While crafting my likes Museo and Sans spec last week, I found that Safari 4 and Firefox 3.5 handle RGBa alpha channel inheritance differently. I’m not sure which way is the right way (or whether, as a matter of W3C spec interpretation, there is a single right way), but both approaches seem logical. Here’s what I learned.

If an element (in our case an H2) uses color:rgba(#,#,#,0.5); and has a text-shadow, the alpha channel value of its color (0.5) is inherited by its text-shadow — in Safari. In Firefox this value is not inherited.
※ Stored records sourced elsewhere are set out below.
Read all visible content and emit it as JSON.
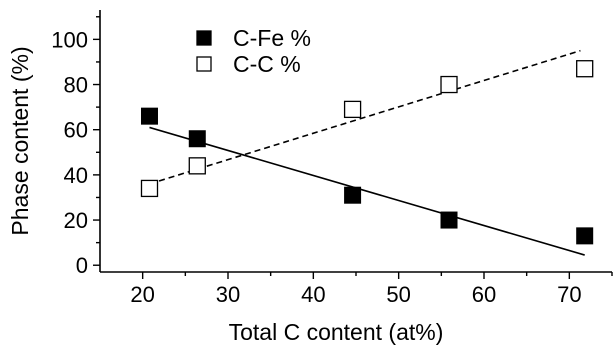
{
  "chart_data": {
    "type": "scatter",
    "xlabel": "Total C content (at%)",
    "ylabel": "Phase content (%)",
    "xlim": [
      15,
      75
    ],
    "ylim": [
      -3,
      113
    ],
    "xticks": [
      20,
      30,
      40,
      50,
      60,
      70
    ],
    "yticks": [
      0,
      20,
      40,
      60,
      80,
      100
    ],
    "legend_position": "top-left",
    "series": [
      {
        "name": "C-Fe %",
        "marker": "filled-square",
        "color": "#000000",
        "points": [
          {
            "x": 20.8,
            "y": 66
          },
          {
            "x": 26.4,
            "y": 56
          },
          {
            "x": 44.6,
            "y": 31
          },
          {
            "x": 55.9,
            "y": 20
          },
          {
            "x": 71.8,
            "y": 13
          }
        ],
        "fit": {
          "style": "solid",
          "x": [
            20.8,
            71.8
          ],
          "y": [
            61,
            4.5
          ]
        }
      },
      {
        "name": "C-C %",
        "marker": "open-square",
        "color": "#000000",
        "points": [
          {
            "x": 20.8,
            "y": 34
          },
          {
            "x": 26.4,
            "y": 44
          },
          {
            "x": 44.6,
            "y": 69
          },
          {
            "x": 55.9,
            "y": 80
          },
          {
            "x": 71.8,
            "y": 87
          }
        ],
        "fit": {
          "style": "dashed",
          "x": [
            20.8,
            71.3
          ],
          "y": [
            36,
            95
          ]
        }
      }
    ]
  }
}
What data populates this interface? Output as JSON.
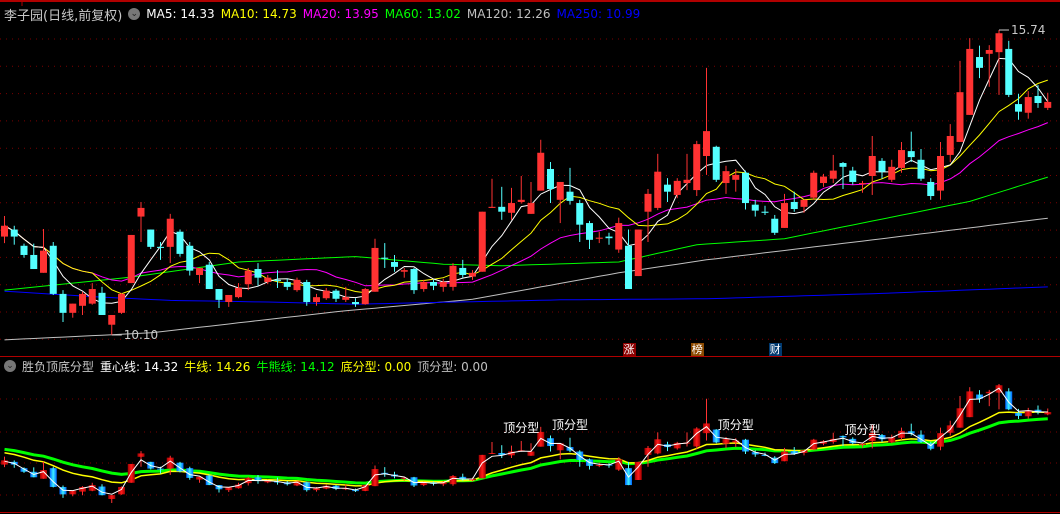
{
  "header": {
    "title": "李子园(日线,前复权)",
    "ma_labels": [
      {
        "text": "MA5: 14.33",
        "color": "#ffffff"
      },
      {
        "text": "MA10: 14.73",
        "color": "#ffff00"
      },
      {
        "text": "MA20: 13.95",
        "color": "#ff00ff"
      },
      {
        "text": "MA60: 13.02",
        "color": "#00ff00"
      },
      {
        "text": "MA120: 12.26",
        "color": "#c0c0c0"
      },
      {
        "text": "MA250: 10.99",
        "color": "#0000ff"
      }
    ]
  },
  "indicator_header": {
    "title": "胜负顶底分型",
    "labels": [
      {
        "text": "重心线: 14.32",
        "color": "#ffffff"
      },
      {
        "text": "牛线: 14.26",
        "color": "#ffff00"
      },
      {
        "text": "牛熊线: 14.12",
        "color": "#00ff00"
      },
      {
        "text": "底分型: 0.00",
        "color": "#ffff00"
      },
      {
        "text": "顶分型: 0.00",
        "color": "#c0c0c0"
      }
    ]
  },
  "markers": [
    {
      "text": "涨",
      "color": "#8b0000",
      "index": 64
    },
    {
      "text": "榜",
      "color": "#8b4a00",
      "index": 71
    },
    {
      "text": "财",
      "color": "#003a70",
      "index": 79
    }
  ],
  "chart_data": {
    "type": "candlestick",
    "price_range": [
      10.1,
      15.74
    ],
    "high_label": {
      "text": "15.74",
      "index": 102
    },
    "low_label": {
      "text": "10.10",
      "index": 11
    },
    "colors": {
      "up": "#ff3232",
      "down": "#54ffff"
    },
    "candles_ohlc": [
      [
        11.92,
        12.3,
        11.8,
        12.12
      ],
      [
        12.05,
        12.12,
        11.77,
        11.92
      ],
      [
        11.75,
        11.79,
        11.53,
        11.58
      ],
      [
        11.58,
        11.79,
        11.32,
        11.32
      ],
      [
        11.25,
        12.06,
        11.25,
        11.66
      ],
      [
        11.75,
        11.82,
        10.84,
        10.86
      ],
      [
        10.86,
        10.93,
        10.34,
        10.51
      ],
      [
        10.51,
        10.68,
        10.42,
        10.68
      ],
      [
        10.64,
        10.9,
        10.47,
        10.86
      ],
      [
        10.68,
        11.06,
        10.66,
        10.95
      ],
      [
        10.88,
        10.99,
        10.47,
        10.47
      ],
      [
        10.29,
        10.47,
        10.1,
        10.47
      ],
      [
        10.51,
        10.88,
        10.49,
        10.86
      ],
      [
        11.06,
        11.95,
        11.06,
        11.95
      ],
      [
        12.29,
        12.56,
        11.82,
        12.45
      ],
      [
        12.05,
        12.05,
        11.69,
        11.73
      ],
      [
        11.73,
        11.82,
        11.49,
        11.71
      ],
      [
        11.73,
        12.34,
        11.43,
        12.25
      ],
      [
        12.01,
        12.05,
        11.55,
        11.6
      ],
      [
        11.75,
        11.82,
        11.2,
        11.29
      ],
      [
        11.21,
        11.34,
        11.06,
        11.34
      ],
      [
        11.4,
        11.45,
        10.95,
        10.95
      ],
      [
        10.95,
        10.95,
        10.6,
        10.75
      ],
      [
        10.71,
        10.84,
        10.62,
        10.84
      ],
      [
        10.8,
        11.06,
        10.78,
        10.97
      ],
      [
        11.04,
        11.34,
        10.93,
        11.29
      ],
      [
        11.32,
        11.43,
        11.01,
        11.16
      ],
      [
        11.08,
        11.21,
        11.04,
        11.16
      ],
      [
        11.12,
        11.3,
        10.97,
        11.1
      ],
      [
        11.08,
        11.14,
        10.93,
        10.99
      ],
      [
        10.93,
        11.16,
        10.9,
        11.12
      ],
      [
        11.08,
        11.12,
        10.64,
        10.71
      ],
      [
        10.71,
        10.86,
        10.64,
        10.8
      ],
      [
        10.78,
        10.97,
        10.75,
        10.92
      ],
      [
        10.92,
        10.95,
        10.71,
        10.77
      ],
      [
        10.75,
        10.99,
        10.71,
        10.8
      ],
      [
        10.71,
        10.78,
        10.62,
        10.67
      ],
      [
        10.67,
        10.97,
        10.66,
        10.95
      ],
      [
        10.9,
        11.88,
        10.9,
        11.71
      ],
      [
        11.53,
        11.8,
        11.34,
        11.51
      ],
      [
        11.45,
        11.58,
        11.27,
        11.36
      ],
      [
        11.27,
        11.34,
        11.16,
        11.3
      ],
      [
        11.32,
        11.34,
        10.86,
        10.93
      ],
      [
        10.95,
        11.12,
        10.9,
        11.08
      ],
      [
        11.08,
        11.12,
        10.93,
        11.01
      ],
      [
        10.99,
        11.14,
        10.9,
        11.08
      ],
      [
        10.99,
        11.43,
        10.92,
        11.38
      ],
      [
        11.34,
        11.49,
        11.16,
        11.21
      ],
      [
        11.18,
        11.3,
        11.12,
        11.25
      ],
      [
        11.27,
        12.38,
        11.27,
        12.38
      ],
      [
        12.45,
        12.99,
        12.45,
        12.47
      ],
      [
        12.47,
        12.84,
        12.23,
        12.38
      ],
      [
        12.36,
        12.82,
        12.23,
        12.54
      ],
      [
        12.56,
        13.04,
        12.53,
        12.6
      ],
      [
        12.34,
        12.93,
        12.34,
        12.54
      ],
      [
        12.77,
        13.71,
        12.77,
        13.47
      ],
      [
        13.17,
        13.3,
        12.54,
        12.8
      ],
      [
        12.6,
        12.93,
        12.17,
        12.93
      ],
      [
        12.75,
        13.19,
        12.51,
        12.58
      ],
      [
        12.54,
        12.6,
        11.82,
        12.14
      ],
      [
        12.17,
        12.21,
        11.69,
        11.86
      ],
      [
        11.88,
        12.01,
        11.8,
        11.9
      ],
      [
        11.92,
        11.99,
        11.77,
        11.89
      ],
      [
        11.68,
        12.27,
        11.62,
        12.17
      ],
      [
        11.75,
        12.05,
        10.95,
        10.95
      ],
      [
        11.19,
        12.05,
        11.19,
        12.05
      ],
      [
        12.38,
        12.8,
        11.82,
        12.71
      ],
      [
        12.45,
        13.45,
        12.41,
        13.12
      ],
      [
        12.88,
        13.0,
        12.56,
        12.75
      ],
      [
        12.69,
        13.0,
        12.63,
        12.95
      ],
      [
        12.91,
        13.45,
        12.78,
        12.97
      ],
      [
        12.78,
        13.69,
        12.67,
        13.63
      ],
      [
        13.41,
        15.04,
        13.06,
        13.87
      ],
      [
        13.58,
        13.6,
        12.93,
        12.97
      ],
      [
        12.91,
        13.23,
        12.71,
        13.13
      ],
      [
        12.97,
        13.17,
        12.75,
        13.06
      ],
      [
        13.1,
        13.14,
        12.42,
        12.54
      ],
      [
        12.51,
        12.6,
        12.29,
        12.4
      ],
      [
        12.38,
        12.49,
        12.32,
        12.36
      ],
      [
        12.25,
        12.32,
        11.95,
        11.99
      ],
      [
        12.08,
        12.71,
        12.08,
        12.54
      ],
      [
        12.56,
        12.75,
        12.38,
        12.43
      ],
      [
        12.47,
        12.6,
        12.36,
        12.6
      ],
      [
        12.64,
        13.14,
        12.6,
        13.1
      ],
      [
        12.91,
        13.08,
        12.84,
        13.03
      ],
      [
        12.99,
        13.43,
        12.91,
        13.14
      ],
      [
        13.28,
        13.3,
        12.8,
        13.21
      ],
      [
        13.14,
        13.21,
        12.88,
        12.93
      ],
      [
        12.89,
        12.95,
        12.73,
        12.91
      ],
      [
        13.04,
        13.78,
        12.69,
        13.41
      ],
      [
        13.32,
        13.37,
        12.99,
        13.12
      ],
      [
        12.97,
        13.34,
        12.93,
        13.21
      ],
      [
        13.19,
        13.67,
        13.1,
        13.52
      ],
      [
        13.5,
        13.86,
        13.3,
        13.39
      ],
      [
        13.34,
        13.54,
        12.95,
        12.99
      ],
      [
        12.93,
        13.0,
        12.6,
        12.67
      ],
      [
        12.77,
        13.67,
        12.6,
        13.41
      ],
      [
        13.43,
        14.0,
        13.3,
        13.78
      ],
      [
        13.67,
        15.17,
        13.67,
        14.59
      ],
      [
        14.17,
        15.59,
        14.17,
        15.39
      ],
      [
        15.24,
        15.45,
        14.85,
        15.04
      ],
      [
        15.3,
        15.46,
        14.69,
        15.37
      ],
      [
        15.33,
        15.74,
        14.54,
        15.68
      ],
      [
        15.39,
        15.54,
        14.5,
        14.54
      ],
      [
        14.37,
        14.56,
        14.08,
        14.23
      ],
      [
        14.21,
        14.61,
        14.1,
        14.5
      ],
      [
        14.52,
        14.72,
        14.3,
        14.39
      ],
      [
        14.3,
        14.58,
        14.26,
        14.41
      ]
    ],
    "moving_averages": [
      {
        "name": "MA60",
        "color": "#00ff00",
        "points": [
          [
            0,
            10.93
          ],
          [
            13,
            11.17
          ],
          [
            24,
            11.45
          ],
          [
            36,
            11.55
          ],
          [
            45,
            11.41
          ],
          [
            51,
            11.38
          ],
          [
            63,
            11.45
          ],
          [
            71,
            11.77
          ],
          [
            80,
            11.88
          ],
          [
            91,
            12.28
          ],
          [
            99,
            12.57
          ],
          [
            107,
            13.02
          ]
        ]
      },
      {
        "name": "MA120",
        "color": "#c0c0c0",
        "points": [
          [
            0,
            10.01
          ],
          [
            15,
            10.14
          ],
          [
            34,
            10.53
          ],
          [
            37,
            10.58
          ],
          [
            48,
            10.76
          ],
          [
            63,
            11.25
          ],
          [
            72,
            11.49
          ],
          [
            90,
            11.88
          ],
          [
            107,
            12.26
          ]
        ]
      },
      {
        "name": "MA250",
        "color": "#0000ff",
        "points": [
          [
            0,
            10.91
          ],
          [
            10,
            10.8
          ],
          [
            17,
            10.74
          ],
          [
            27,
            10.71
          ],
          [
            36,
            10.67
          ],
          [
            57,
            10.75
          ],
          [
            72,
            10.77
          ],
          [
            90,
            10.87
          ],
          [
            107,
            10.99
          ]
        ]
      }
    ],
    "indicator_pattern_labels": [
      {
        "text": "顶分型",
        "index": 53
      },
      {
        "text": "顶分型",
        "index": 58
      },
      {
        "text": "顶分型",
        "index": 75
      },
      {
        "text": "顶分型",
        "index": 88
      }
    ]
  }
}
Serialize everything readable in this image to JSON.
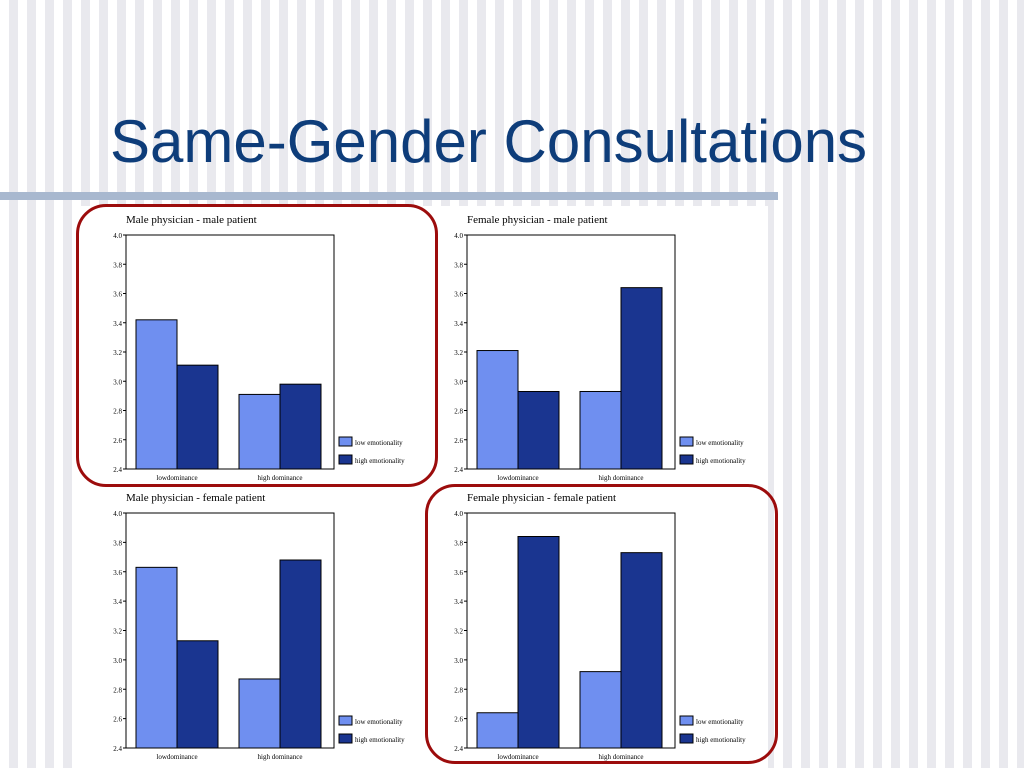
{
  "slide": {
    "title": "Same-Gender Consultations"
  },
  "colors": {
    "low_emotionality": "#6f8ff0",
    "high_emotionality": "#1a3590",
    "highlight": "#9c0c0c",
    "title": "#0e3d7a"
  },
  "chart_data": [
    {
      "type": "bar",
      "title": "Male physician - male patient",
      "categories": [
        "lowdominance",
        "high dominance"
      ],
      "series": [
        {
          "name": "low emotionality",
          "values": [
            3.42,
            2.91
          ]
        },
        {
          "name": "high emotionality",
          "values": [
            3.11,
            2.98
          ]
        }
      ],
      "ylim": [
        2.4,
        4.0
      ],
      "yticks": [
        "2.4",
        "2.6",
        "2.8",
        "3.0",
        "3.2",
        "3.4",
        "3.6",
        "3.8",
        "4.0"
      ],
      "legend": "right-bottom",
      "highlighted": true
    },
    {
      "type": "bar",
      "title": "Female physician - male patient",
      "categories": [
        "lowdominance",
        "high dominance"
      ],
      "series": [
        {
          "name": "low emotionality",
          "values": [
            3.21,
            2.93
          ]
        },
        {
          "name": "high emotionality",
          "values": [
            2.93,
            3.64
          ]
        }
      ],
      "ylim": [
        2.4,
        4.0
      ],
      "yticks": [
        "2.4",
        "2.6",
        "2.8",
        "3.0",
        "3.2",
        "3.4",
        "3.6",
        "3.8",
        "4.0"
      ],
      "legend": "right-bottom",
      "highlighted": false
    },
    {
      "type": "bar",
      "title": "Male physician - female patient",
      "categories": [
        "lowdominance",
        "high dominance"
      ],
      "series": [
        {
          "name": "low emotionality",
          "values": [
            3.63,
            2.87
          ]
        },
        {
          "name": "high emotionality",
          "values": [
            3.13,
            3.68
          ]
        }
      ],
      "ylim": [
        2.4,
        4.0
      ],
      "yticks": [
        "2.4",
        "2.6",
        "2.8",
        "3.0",
        "3.2",
        "3.4",
        "3.6",
        "3.8",
        "4.0"
      ],
      "legend": "right-bottom",
      "highlighted": false
    },
    {
      "type": "bar",
      "title": "Female physician - female patient",
      "categories": [
        "lowdominance",
        "high dominance"
      ],
      "series": [
        {
          "name": "low emotionality",
          "values": [
            2.64,
            2.92
          ]
        },
        {
          "name": "high emotionality",
          "values": [
            3.84,
            3.73
          ]
        }
      ],
      "ylim": [
        2.4,
        4.0
      ],
      "yticks": [
        "2.4",
        "2.6",
        "2.8",
        "3.0",
        "3.2",
        "3.4",
        "3.6",
        "3.8",
        "4.0"
      ],
      "legend": "right-bottom",
      "highlighted": true
    }
  ]
}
Allow me to illustrate a few scenarios.

Hexadecimal colors

Example in Safari 4.0 (above) and Firefox 3.5 (below)

#intro h2 {
	color: #07cefa;
	text-shadow: 18px 0px 0 #ad0918;
	}

We start with regular hex colors – no alpha values, no opacity. Just color, plain and simple.

RGBa … inherited?

Example in Safari 4.0 (above) and Firefox 3.5 (below)

#intro h2 {
	color: rgba(7, 206, 250, 0.5);
	text-shadow: 18px 0px 0 #ad0918;
	}

Here we have RGBa color with an alpha value of 0.5, and our text-shadow still has a hex color. Safari applies the color property’s 0.5 alpha value to the text-shadow too; Firefox does not. Incidentally, the way Safari renders in this example is the look I was going for.

RGBa × 2

Example in Safari 4.0 (above) and Firefox 3.5 (below)

#intro h2 {
	color: rgba(7, 206, 250, 0.5);
	text-shadow: 18px 0px 0 rgba(173, 9, 24, 0.5);
	}

Now we have RGBa color with an alpha value of 0.5, and text-shadow color as RGBa with an alpha value of 0.5. Firefox renders as Safari had in the previous example, because it apparently handles the element and the element’s text-shadow independently. Safari, however, has seemingly multiplied both alpha values to produce a value of 0.25 — lighter than we intended.

Opacity

Example in Safari 4.0 (above) and Firefox 3.5 (below)

#intro h2 {
	color: #07cefa;
	text-shadow: 18px 0px 0 #ad0918;
	opacity: 0.5;
	}

Back to straight hex values this time (no alpha value), but with an opacity of 0.5 applied to the element. Colors match now, as both browsers consider opacity to be inheritable. But the effect we had been striving for is lost; both browsers seem to treat element and text-shadow as a single, flattened layer. This is a nice alternative to have in our toolboxes (imagine the nested opacity/RGBa combos!), but it doesn’t help us with my ALL ABOARD effect.

Inconclusive

As I said, both interpretations seem logical. One might expect RGBa values to be inherited by child elements … though is text-shadow really a child of the element to which it is applied? One might also expect RGBa values not to be inherited: text-shadow has its own parameters, color is one of them, and the alpha channel that’s part of RGBa is technically part of the color. After all, the R, G, and B parts of an element’s RGBa value aren’t inherited.